Тут он осекся, потому что был уже большой мальчик и примерно представлял, что именно мать может ответить или, вернее, каким взглядом молча одарить. В конце концов, он ведь мог прийти сюда и без нее. У него даже были деньги на билет. Но он привык все ей говорить. От матери к сыну словно шли невидимые нити. Он любил ее и боялся. Она была не такая, как все – в девять лет дети очень остро чувствуют инакость. Мальчик слышал, что о ней говорили в городе, его друзья охотно пересказывали слова родителей. Ее считали сумасшедшей, «чудно́й», «не в себе». Пару раз до Руслана дошло менее понятное, но и менее обидное: «ведьма». Ведьму он видел только в фильме «Вий». Она была красивая, хотя и мертвая, но мама ведь была живая и иногда, если хотела, чудесно улыбалась.
– Давай, – сказала тогда мать и улыбнулась. У нее на щеках заиграли ямочки, и все лицо, которое мальчик привык видеть потемневшим от неведомой думы, загадочным, замкнутым, осветилось этими ямочками, как солнечными зайчиками. – Давай, – повторила она. – Хочешь мороженого? Там, смотри, пломбир продают!
Прямо у шатра с «Бешеным зайцем» разместилось кафе под разноцветными колокольчиками. Странное соседство, если учесть непрерывный гул и запах выхлопных газов из аттракциона, но и логичное – в шатре было невыносимо душно, и многие, выйдя оттуда, кидались к буфету с мороженым и напитками.
Он еще не верил своему счастью, он знал, что у матери может измениться настроение, опасался – вдруг возьмет да передумает?
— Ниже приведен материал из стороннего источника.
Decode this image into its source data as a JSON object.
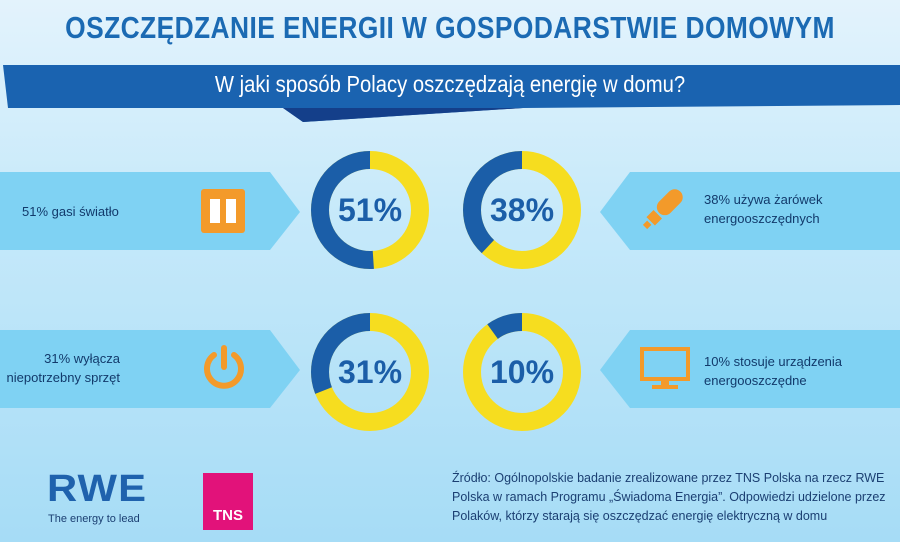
{
  "title": "OSZCZĘDZANIE ENERGII W GOSPODARSTWIE DOMOWYM",
  "subtitle": "W jaki sposób Polacy oszczędzają energię w domu?",
  "colors": {
    "blue": "#1b5ea8",
    "yellow": "#f6dd1f",
    "panel": "#7fd2f3",
    "icon": "#f39a2a"
  },
  "items": [
    {
      "label": "51% gasi światło",
      "percent": 51,
      "pct_label": "51%",
      "icon": "light-switch-icon"
    },
    {
      "label": "38% używa żarówek energooszczędnych",
      "line1": "38% używa żarówek",
      "line2": "energooszczędnych",
      "percent": 38,
      "pct_label": "38%",
      "icon": "bulb-icon"
    },
    {
      "label": "31% wyłącza niepotrzebny sprzęt",
      "line1": "31% wyłącza",
      "line2": "niepotrzebny sprzęt",
      "percent": 31,
      "pct_label": "31%",
      "icon": "power-icon"
    },
    {
      "label": "10% stosuje urządzenia energooszczędne",
      "line1": "10% stosuje urządzenia",
      "line2": "energooszczędne",
      "percent": 10,
      "pct_label": "10%",
      "icon": "monitor-icon"
    }
  ],
  "footer": {
    "logo_rwe": "RWE",
    "rwe_tagline": "The energy to lead",
    "logo_tns": "TNS",
    "source_lines": [
      "Źródło: Ogólnopolskie badanie zrealizowane przez TNS Polska na rzecz RWE",
      "Polska w ramach Programu „Świadoma Energia”. Odpowiedzi udzielone przez",
      "Polaków, którzy starają się oszczędzać energię elektryczną w domu"
    ]
  }
}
Вдруг уйдет куда-нибудь с утра, как часто уходила – рано утром, простоволосая, а возвращалась за полночь и пахла горьким степным ветром, а руки ее были исцарапаны, исколоты до крови? Руслан так и не смог никогда понять – куда она уходила тогда и зачем?
Но она не ушла. Наоборот. Она с утра достала из шкафа платье – темно-вишневое, с глубоким вырезом и пышной юбкой. Таких черных лакированных туфелек с золотым кантом мальчик никогда еще не видел, они были совсем новые и лежали в нарядной коробке. Она встала перед зеркалом, в ее руках замелькали какие-то кисточки, пуховки, флакончики… Мама напевала про себя песню, в которой не было слов, это была жуткая и прелестная мелодия.
И с каждым куплетом она становилась все красивее, разглаживалась едва заметная рябь под глазами, волосы ложились послушно, губы и щеки становились ярче, взгляд глубже… Духи в граненом флаконе пахли, как после грозы, но Руслан готов был поклясться, что мать даже не открыла туго притертой пробки, это она сама пахла так свежо и грозно…
Впервые мальчик понял тогда, что женская прелесть страшна, что она – как полки со знаменами…
…Гул моторов смолк, и вскоре у выхода показался – надо же! – тот самый молодой и загорелый мотоциклист, что давеча послал матери воздушный поцелуй. Он непринужденно раскланялся, подал Руслану, как равному, руку и сказал в рифму:
– Привет, я Альберт. А тебя как? Ну, будем знакомы. Хочешь посмотреть, как кормят львов?
Руслан замер, не веря своему счастью, и только обернулся посмотреть на мать – мол, можно? Но та на него и не смотрела, она смотрела на Альберта, ямочки на щеках у нее переливались, и мальчик ощутил абсолютное, ничем не замутненное счастье, чистое и свежее, как колодезная вода в жаркий полдень. От первого же глотка начинает ломить лоб, но ты все пьешь и пьешь… Странно, но Альберт, казалось, чувствовал то же самое, этот избалованный вниманием женщин загорелый красавчик смотрел на мать Руслана так, словно не верил своему счастью.
Оказалось, ей хотелось смотреть, как кормят львов кровавыми кусками мяса, не меньше, чем ее девятилетнему сыну. Мать с нескрываемым удовольствием ахала, удивлялась и восхищалась. А когда старая львица Зита, чья желтая, с проплешинами шкура походила на бабушкину душегрейку, рыкнула на служащего и сослепу махнула на него стоптанной лапой, мать ахнула и прижалась к Альберту. Тот нежно поддержал ее за локоть и предложил выйти на свежий воздух.